A recent ruling by a three-judge panel of the Fifth Circuit Court of Appeals represents a marked departure from established precedent concerning school district liability.
During the 2007-08 academic year, nine-year-old Jane Doe, an elementary school student in Mississippi’s Covington County, was allegedly checked out of school on six different occasions by an adult who, according to the school’s policy then in force, should not have been permitted to do so. As a result of the school’s failure to enforce its own policy, Jane Doe was subjected to grievous sexual abuse in each of the six instances.
In a split decision, the Fifth Circuit’s panel determined that a “special relationship” existed between the school and Jane Doe. According to the majority’s findings, Doe was too young to defend herself and was entirely limited in her own freedom by the school district; thus, the district was liable for the damages done her by a third party.
“This case alters the landscape for section 1983 claims against school districts,” says Carole Callaghan, an attorney with Austin’s Walsh, Anderson, Brown, Gallegos & Green. Section 1983 provides individuals a mechanism whereby they can obtain damages against governmental entities, Callaghan explains.
“In 1989, the Supreme Court held that, generally, governmental entities…could not be held liable for the actions of private actors—such as student-on-student violence. The Court set out two limited exceptions: when there was a state-created danger; and when a ‘special relationship’ existed between the governmental entity and the plaintiff.” According to Callaghan, “In Covington, the Fifth Circuit held, for the first time, that a school district may create a ‘special relationship’ with a student that is sufficient to subject the district to section 1983 liability based on the actions of a private actor.”
The Court determined that two criteria must be met for a school to have created a special relationship. “First, the student would have to be of a ‘very young age.’” (Callaghan clarified that the Court declined to establish a “bright line” rule regarding what constitutes such an age, but said they suggested a thirteen-year-old, in cases of sexual abuse, might not be so young.)

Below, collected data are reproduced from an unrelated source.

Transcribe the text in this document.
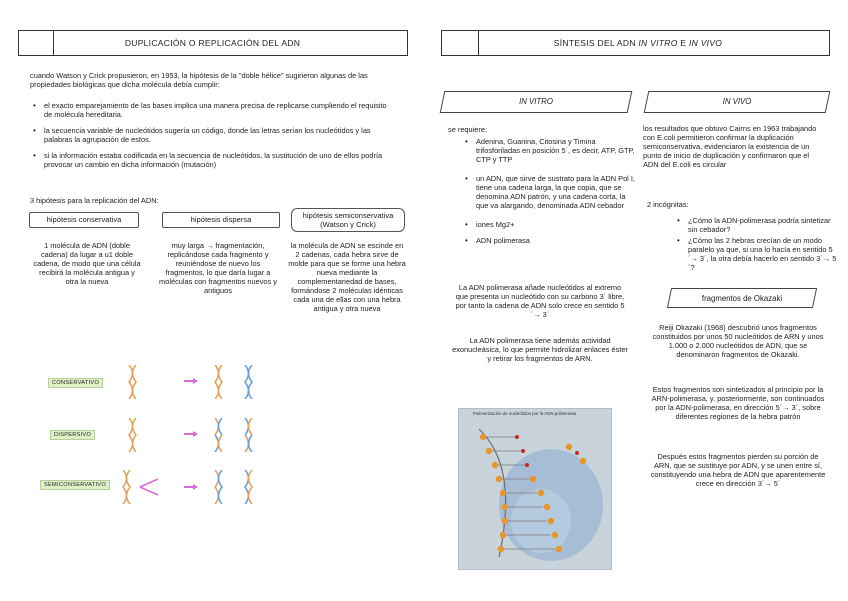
DUPLICACIÓN O REPLICACIÓN DEL ADN
cuando Watson y Crick propusieron, en 1953, la hipótesis de la "doble hélice" sugirieron algunas de las propiedades biológicas que dicha molécula debía cumplir:
• el exacto emparejamiento de las bases implica una manera precisa de replicarse cumpliendo el requisito de molécula hereditaria.
• la secuencia variable de nucleótidos sugería un código, donde las letras serían los nucleótidos y las palabras la agrupación de estos.
• si la información estaba codificada en la secuencia de nucleótidos, la sustitución de uno de ellos podría provocar un cambio en dicha información (mutación)
3 hipótesis para la replicación del ADN:
hipótesis conservativa	hipótesis dispersa	hipótesis semiconservativa (Watson y Crick)
1 molécula de ADN (doble cadena) da lugar a u1 doble cadena, de modo que una célula recibirá la molécula antigua y otra la nueva
muy larga → fragmentación, replicándose cada fragmento y reuniéndose de nuevo los fragmentos, lo que daría lugar a moléculas con fragmentos nuevos y antiguos
la molécula de ADN se escinde en 2 cadenas, cada hebra sirve de molde para que se forme una hebra nueva mediante la complementariedad de bases, formándose 2 moléculas idénticas cada una de ellas con una hebra antigua y otra nueva
CONSERVATIVO
DISPERSIVO
SEMICONSERVATIVO
SÍNTESIS DEL ADN
IN VITRO E IN VIVO
IN VITRO
se requiere:
• Adenina, Guanina, Citosina y Timina trifosforiladas en posición 5´, es decir, ATP, GTP, CTP y TTP
• un ADN, que sirve de sustrato para la ADN Pol I, tiene una cadena larga, la que copia, que se denomina ADN patrón, y una cadena corta, la que va alargando, denominada ADN cebador
• iones Mg2+
• ADN polimerasa
La ADN polimerasa añade nucleótidos al extremo que presenta un nucleótido con su carbono 3´ libre, por tanto la cadena de ADN solo crece en sentido 5´→ 3´
La ADN polimerasa tiene además actividad exonucleásica, lo que permite hidrolizar enlaces éster y retirar los fragmentos de ARN.
Polimerización de nucleótidos por la ADN polimerasa
IN VIVO
los resultados que obtuvo Cairns en 1963 trabajando con E.coli permitieron confirmar la duplicación semiconservativa, evidenciaron la existencia de un punto de inicio de duplicación y confirmaron que el ADN del E.coli es circular
2 incógnitas:
• ¿Cómo la ADN-polimerasa podría sintetizar sin cebador?
• ¿Cómo las 2 hebras crecían de un modo paralelo ya que, si una lo hacía en sentido 5´→ 3´, la otra debía hacerlo en sentido 3´→ 5´?
fragmentos de Okazaki
Reiji Okazaki (1968) descubrió unos fragmentos constituidos por unos 50 nucleótidos de ARN y unos 1.000 o 2.000 nucleótidos de ADN, que se denominaron fragmentos de Okazaki.
Estos fragmentos son sintetizados al principio por la ARN-polimerasa, y, posteriormente, son continuados por la ADN-polimerasa, en dirección 5´→ 3´, sobre diferentes regiones de la hebra patrón
Después estos fragmentos pierden su porción de ARN, que se sustituye por ADN, y se unen entre sí, constituyendo una hebra de ADN que aparentemente crece en dirección 3´→ 5´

“Second, the Court held that the school district must ‘affirmatively’ act to place the student in harm’s way. In Covington, the district permitted a man who was not the child’s parent, and not on the approved sign-out list, to check the child out of school,” Callaghan explains. “The Court held that the district’s action of ‘forcing’ the child into the sole custody of the man amounted to an ‘affirmative’ act sufficient to create a special relationship.”
The dissenting opinion, said Callaghan, appeared to be crafted in such a way as to make possible a re-hearing of the case before the full court, and to establish the grounds by which the U.S. Supreme Court could grant certiorari: “One of the key issues that the Supreme Court looks for in determining which cases to consider is whether the opinion creates a circuit split on an important federal or constitutional issue.” In her dissent, Callaghan notes, Judge King of the Fifth Circuit went to great pains to articulate the “myriad” ways the majority’s decision conflicted with settled law.
Callaghan sounded a cautious note when asked how the decision would impact liability claims on school districts in the near future, emphasizing that the decision “presented a narrow set of circumstances under which a ‘special relationship’ between a school district and its students could be found.” Until other courts have chimed in, she suggested, it’s unlikely that liability would be determined in cases factually dissimilar from Doe v. Covington. “However,” said Callaghan, “it’s very likely that there will be an initial increase in section 1983 claims based on private actions… For the foreseeable future, school districts should do everything possible to protect themselves from liability.”
Asked how to so protect themselves, Callaghan responded: “At a minimum…districts [should] reassess their check-out procedures—especially in elementary schools—and make sure that all relevant personnel are appropriately trained. Additionally, districts should consider examining their elementary school policies to determine if there are any other vulnerabilities.” For example, districts should examine their volunteer policies, and make sure that all elementary school volunteers have been thoroughly vetted in some manner. Access to elementary school campuses by non-district personnel should also be evaluated and limited to situations in which the volunteer spends as little non-supervised time as possible with students.